In 2019, the Department of Health (DOH) declared a measles outbreak in several regions. This followed the 67 percent MCV-1 injection rate in 2018.
A January 2019 report said Metro Manila had 441 measles cases and 5 deaths; Central Luzon had 192 cases and 4 deaths; Calabarzon had 575 cases and 9 deaths; Western Visayas had 104 cases and 3 deaths; and Central Visayas had 71 cases and 1 death.
Following the 60 percent rate in injections of polio vaccines in 2018, the DOH declared in 2019 an outbreak of polio, a crippling disease.
WHO and Unicef said that “disruptions in immunization services were widespread in 2020” and mostly affected the Eastern Mediterranean region and Southeast Asian nations, including the Philippines which had 797,000 children who did not receive their first dose of DTP-1. It was 472,000 higher than the 2019 data.
COVID-19 and child diseases
In the midst of the COVID-19 catastrophe, because of a higher rate of immunization coverage in previous years, there was a decline in cases of child illnesses.
There were 3,832 cases of measles in 2020 – lower than the 48,525 in 2019. Polio cases also went down from 14 in 2019 to 1 in 2020. There were 75 cases of diphtheria in 2020—lower than 201 in 2019.
In 2019, there were 78 cases of neonatal tetanus, but it went down to 28 in 2020. Cases of pertussis also decreased from 114 in 2019 to 35 in 2020.
But health experts said that the low immunization rate in 2020 could translate to higher cases of vaccine-preventable diseases in 2021.
Domingo, a health systems expert, explained that “a low immunization rate in any year for a particular vaccine-preventable disease increases the risk for an outbreak of that disease.”
In 2020, Dr.

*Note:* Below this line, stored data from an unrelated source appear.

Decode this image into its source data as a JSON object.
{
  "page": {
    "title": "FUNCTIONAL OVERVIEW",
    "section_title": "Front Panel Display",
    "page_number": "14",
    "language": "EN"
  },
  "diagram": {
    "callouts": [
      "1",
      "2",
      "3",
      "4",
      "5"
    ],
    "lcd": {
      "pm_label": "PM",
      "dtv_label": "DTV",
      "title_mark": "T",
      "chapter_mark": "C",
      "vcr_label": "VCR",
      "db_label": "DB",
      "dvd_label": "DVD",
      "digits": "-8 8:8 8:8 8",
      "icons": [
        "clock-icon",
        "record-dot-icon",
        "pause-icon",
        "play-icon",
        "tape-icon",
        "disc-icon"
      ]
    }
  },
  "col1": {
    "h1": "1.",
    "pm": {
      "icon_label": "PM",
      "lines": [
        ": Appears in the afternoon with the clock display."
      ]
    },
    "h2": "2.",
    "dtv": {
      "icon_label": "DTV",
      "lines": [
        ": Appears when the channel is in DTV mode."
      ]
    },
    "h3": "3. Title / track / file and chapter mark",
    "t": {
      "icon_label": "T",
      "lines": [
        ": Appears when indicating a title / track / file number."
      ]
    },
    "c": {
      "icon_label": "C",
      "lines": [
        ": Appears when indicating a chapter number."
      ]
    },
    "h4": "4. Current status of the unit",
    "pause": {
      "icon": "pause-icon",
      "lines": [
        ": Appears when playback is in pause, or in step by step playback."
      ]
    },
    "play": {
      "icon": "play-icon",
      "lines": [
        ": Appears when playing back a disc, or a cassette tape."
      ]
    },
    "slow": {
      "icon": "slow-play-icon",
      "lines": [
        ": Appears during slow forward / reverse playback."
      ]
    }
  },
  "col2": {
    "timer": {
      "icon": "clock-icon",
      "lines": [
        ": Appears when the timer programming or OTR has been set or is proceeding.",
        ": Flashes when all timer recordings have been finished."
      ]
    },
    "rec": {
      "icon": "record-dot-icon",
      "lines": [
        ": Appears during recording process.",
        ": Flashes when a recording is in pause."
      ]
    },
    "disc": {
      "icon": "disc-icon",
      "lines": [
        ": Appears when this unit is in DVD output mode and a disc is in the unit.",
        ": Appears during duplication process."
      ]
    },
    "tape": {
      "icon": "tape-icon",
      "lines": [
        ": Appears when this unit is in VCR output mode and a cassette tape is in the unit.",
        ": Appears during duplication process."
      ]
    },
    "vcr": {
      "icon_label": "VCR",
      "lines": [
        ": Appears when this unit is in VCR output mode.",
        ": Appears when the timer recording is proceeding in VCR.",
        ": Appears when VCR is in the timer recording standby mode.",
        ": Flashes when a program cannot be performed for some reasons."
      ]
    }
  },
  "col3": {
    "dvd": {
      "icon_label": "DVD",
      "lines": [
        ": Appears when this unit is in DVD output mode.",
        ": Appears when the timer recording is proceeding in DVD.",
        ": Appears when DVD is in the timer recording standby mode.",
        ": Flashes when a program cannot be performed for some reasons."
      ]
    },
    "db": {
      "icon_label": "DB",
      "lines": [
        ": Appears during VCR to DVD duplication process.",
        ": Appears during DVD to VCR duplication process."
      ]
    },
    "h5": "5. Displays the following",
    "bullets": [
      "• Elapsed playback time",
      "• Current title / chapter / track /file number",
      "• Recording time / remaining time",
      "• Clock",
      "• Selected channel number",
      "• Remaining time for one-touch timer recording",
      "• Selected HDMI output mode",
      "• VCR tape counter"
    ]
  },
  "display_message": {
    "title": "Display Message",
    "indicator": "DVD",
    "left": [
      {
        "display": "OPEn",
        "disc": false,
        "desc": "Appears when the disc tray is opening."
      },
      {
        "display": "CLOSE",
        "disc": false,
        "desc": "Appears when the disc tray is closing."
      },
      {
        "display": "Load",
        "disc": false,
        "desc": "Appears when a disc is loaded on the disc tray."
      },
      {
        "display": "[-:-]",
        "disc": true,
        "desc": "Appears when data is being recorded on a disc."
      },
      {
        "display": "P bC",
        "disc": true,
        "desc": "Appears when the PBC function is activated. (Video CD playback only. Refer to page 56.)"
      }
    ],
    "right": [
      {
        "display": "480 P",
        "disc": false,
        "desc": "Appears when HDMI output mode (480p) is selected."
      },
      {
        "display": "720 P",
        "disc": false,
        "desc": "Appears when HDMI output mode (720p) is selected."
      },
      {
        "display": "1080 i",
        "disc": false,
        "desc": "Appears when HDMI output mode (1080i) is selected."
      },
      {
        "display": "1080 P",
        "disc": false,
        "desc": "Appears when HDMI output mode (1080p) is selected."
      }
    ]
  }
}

Wilda Silva, of the National Immunization Program of the Philippines, said that the government will have a nationwide immunization campaign to control the polio outbreak and to prevent a 2021 measles outbreak, saying that 2.4 million Filipino children are at risk.
Dr. Joshua San Pedro said to prevent the “worst” in child diseases, the government should “learn from grave mistakes by being proactive when it comes to health care.”
“We already saw the deaths in vulnerable communities wrought by measles, the sudden infamy of the Philippines when polio returned,” said San Pedro.
“The right to health must be realized in a community-based health system that serves the marginalized, not just those who can afford,” he said.
Noting the global decline in immunization coverage, Dr. Seth Berkley, CEO of Gavi, the Vaccine Alliance, said, “This is a wake-up call – we cannot allow a legacy of COVID-19 to be the resurgence of measles, polio and other killers.”
“We all need to work together to help countries both defeat COVID-19, by ensuring global, equitable access to vaccines, and get routine immunization programmes back on track,” she said.